Abstract
This portfolio brings together two pieces of work that both examine the electric vehicle transition from different angles. The technical capstone project analyzes the economics of fleet electrification for a single institutional fleet, asking when and how the University of Virginia’s Facilities Management should replace internal combustion vehicles with hybrid and battery-electric alternatives. The STS research paper takes a wider view, tracing the global supply chain that makes electric vehicles possible and examining who bears the social and environmental costs of that transition. Read together, the two projects reflect a tension at the heart of electrification. The capstone treats the EV as a tool a fleet manager can evaluate on cost and emissions. The STS paper shows that the same EV is also the endpoint of a supply chain running through lithium mines in Chile, cobalt operations in the Democratic Republic of the Congo, and battery factories in China. Both projects were motivated by a sense that the clean energy narrative deserves a harder look than it typically receives in either engineering or policy conversations.
The capstone project, completed for UVA Facilities Management under client Mike Duffy and advisor Brian Park, built a data-driven decision framework for replacing vehicles in UVA’s roughly 300-vehicle fleet. The team developed a total cost of ownership (TCO) model spanning ten years of ownership and covering purchase price, maintenance, insurance, fuel or electricity, carbon cost, and residual value. Maintenance costs, which historical records showed to be the largest source of variance in fleet expense, were modeled using an empirical peer-group sampling approach that reduced mean absolute error from roughly $1,339 to $919 per vehicle per year. The final deliverable is an Excel workbook with assumptions, a fleet master sheet, a TCO sheet, and a dashboard that lets a fleet manager look up any vehicle, enter replacement specifications, and receive a recommendation comparing the current vehicle against an internal combustion, hybrid, plug-in hybrid, or battery-electric replacement. Case studies of past replacement decisions validate the model against real outcomes and identify additional vehicles in the fleet that are strong candidates for electrification.
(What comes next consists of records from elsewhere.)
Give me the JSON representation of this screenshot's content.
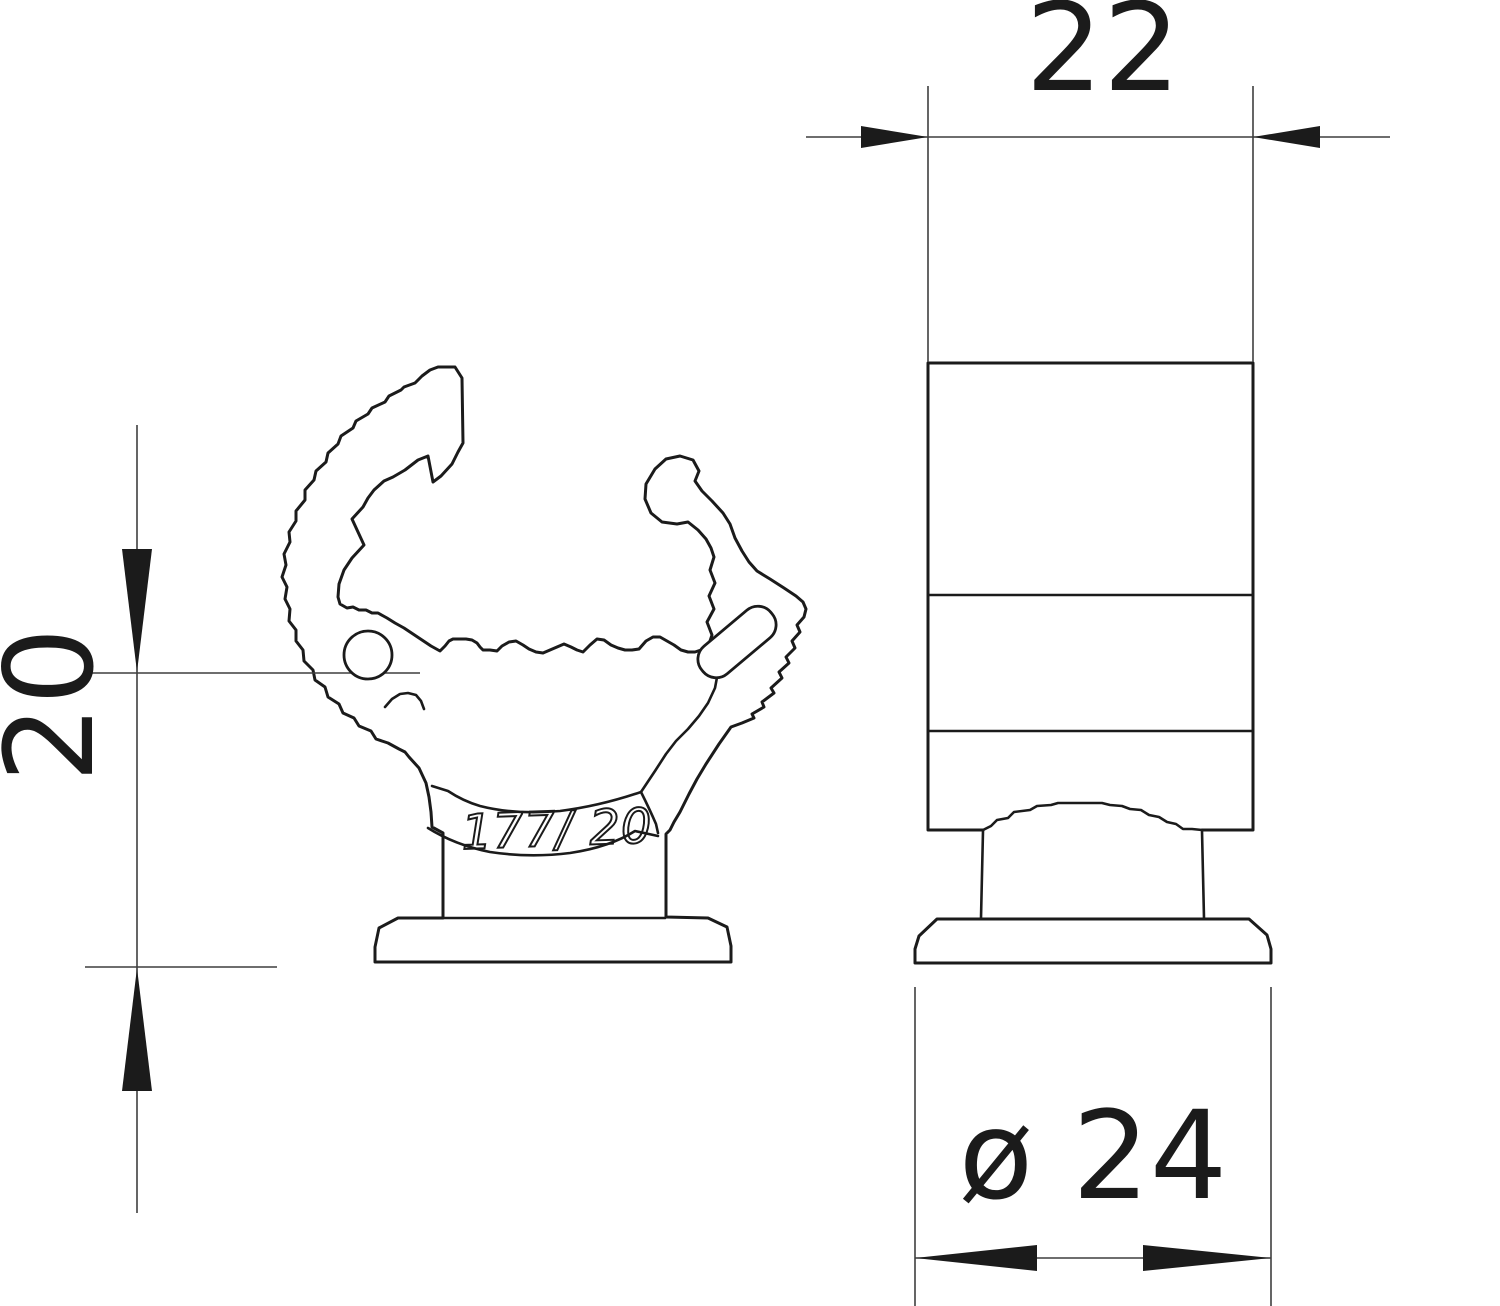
{
  "drawing": {
    "type": "technical-dimension-drawing",
    "views": {
      "side_view": "pipe clamp profile with snap hooks, mounting neck and base flange",
      "front_view": "clamp front elevation with neck and base flange"
    }
  },
  "dimensions": {
    "width": {
      "label": "22"
    },
    "height": {
      "label": "20"
    },
    "diameter": {
      "label": "ø 24"
    }
  },
  "part_marking": {
    "text": "177/ 20"
  },
  "colors": {
    "ink": "#1b1b1b",
    "thin_line": "#3f3f3f",
    "background": "#ffffff"
  }
}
The work was submitted to the 2026 Systems and Information Engineering Design Symposium and presented to Facilities Management leadership.
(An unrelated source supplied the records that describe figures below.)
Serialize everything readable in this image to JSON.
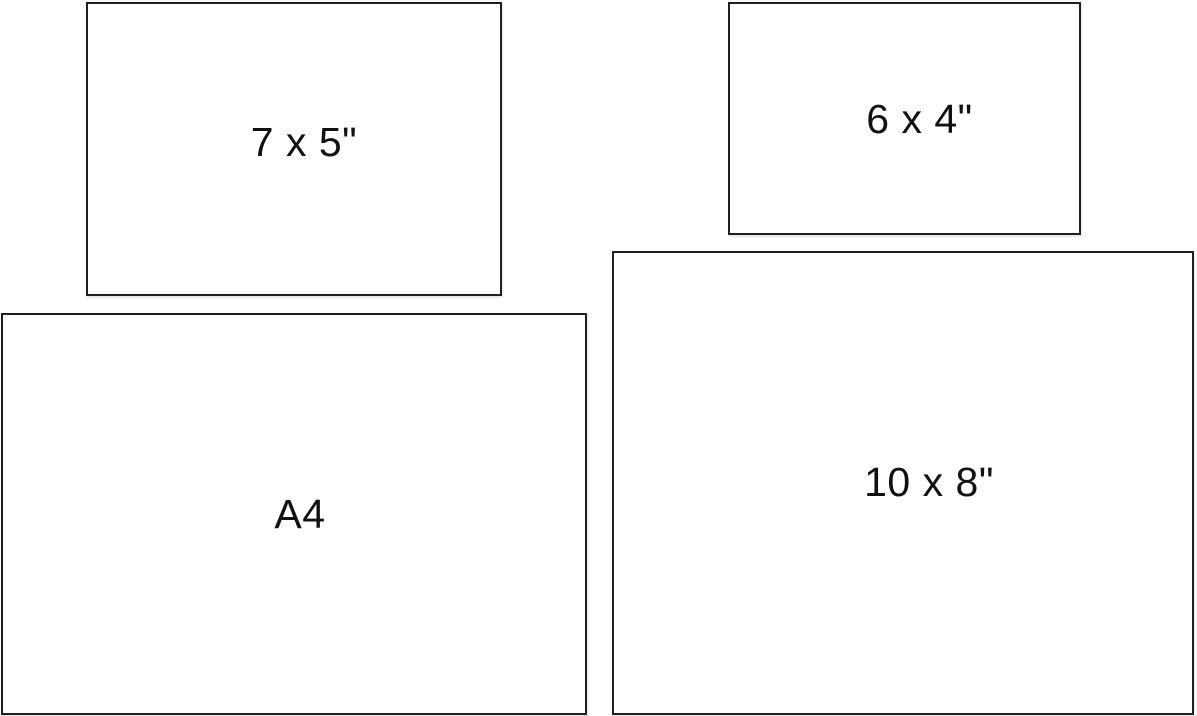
{
  "diagram": {
    "description": "Comparison of print/paper sizes shown as outlined rectangles",
    "background_color": "#ffffff",
    "border_color": "#1f1f1f",
    "text_color": "#111111"
  },
  "papers": [
    {
      "id": "7x5",
      "label": "7 x 5\""
    },
    {
      "id": "6x4",
      "label": "6 x 4\""
    },
    {
      "id": "a4",
      "label": "A4"
    },
    {
      "id": "10x8",
      "label": "10 x 8\""
    }
  ]
}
The STS research paper asks a question that fleet-level analysis cannot answer: what is the full social cost of switching to electric vehicles, and how are those costs distributed across global networks? Drawing on Actor-Network Theory supplemented by environmental justice and political ecology, the paper traces the EV lifecycle through four case studies. Lithium extraction in Chile’s Atacama region consumes scarce water in one of the driest places on earth, often in tension with Indigenous land and water rights. Cobalt mining in the Democratic Republic of the Congo, which supplies more than two-thirds of global output, sustains itself through artisanal labor that includes an estimated 40,000 child workers. Battery manufacturing in China concentrates both air pollution and documented forced labor abuses tied to state labor transfer programs in Xinjiang. At the end of the product’s life, e-waste flows from wealthy markets into informal recycling sectors in South Asia and sub-Saharan Africa, where lead, mercury, and other contaminants damage workers and surrounding communities. The paper argues that electrification does not eliminate the harms of transportation but redistributes them, concentrating costs in regions that receive few of the benefits.
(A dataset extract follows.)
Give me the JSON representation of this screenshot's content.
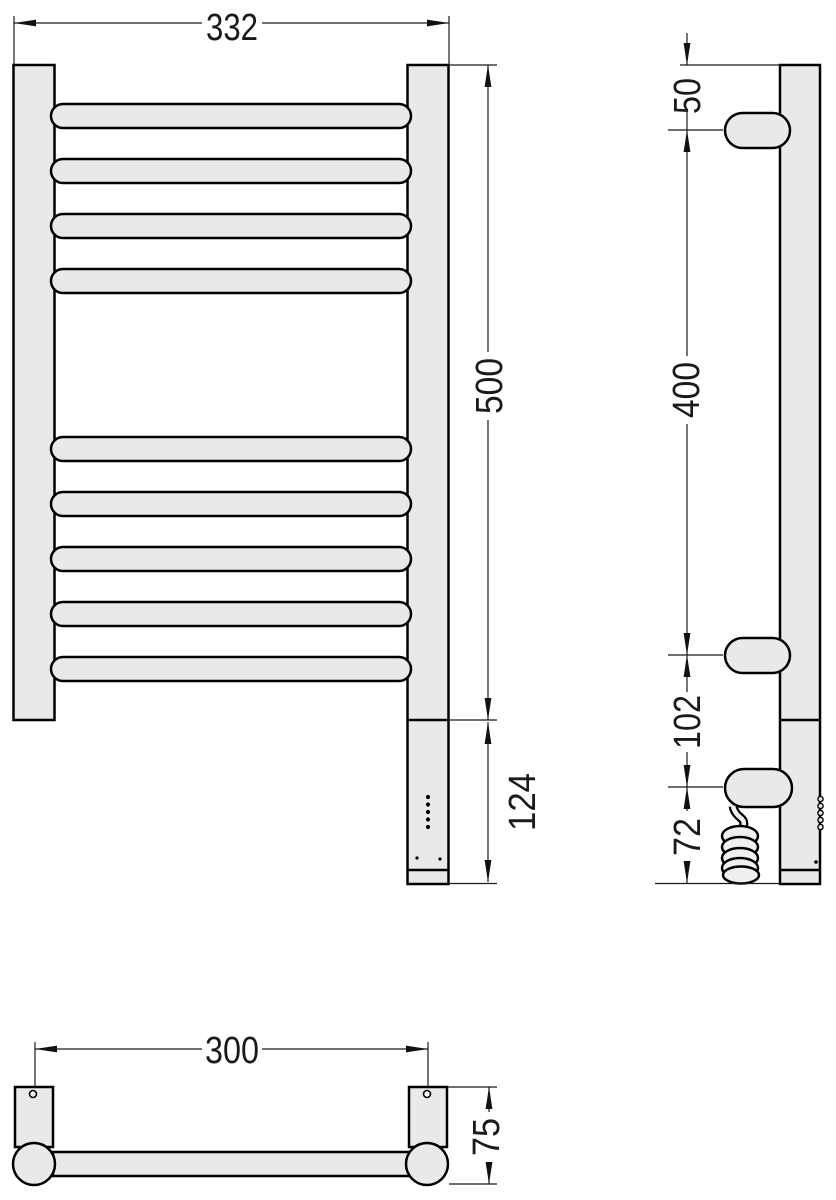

Working on both projects simultaneously changed how I read each of them. The capstone, taken alone, treats an EV as a line item on a balance sheet. The STS paper, taken alone, risks reducing every EV to a symbol of exploitation. Together they force a more honest framing. A fleet manager making a replacement decision is, in a small way, also a participant in the global network the STS paper describes. The capstone’s recommendation to electrify more of UVA’s fleet is still the right one on emissions and cost grounds, but it carries upstream and downstream obligations that TCO models do not capture. I leave this thesis portfolio convinced that good engineering work in the clean energy transition requires both lenses at once: the discipline to model costs rigorously at the scale where decisions are actually made, and the humility to recognize that those decisions sit inside much larger systems of extraction, production, and disposal.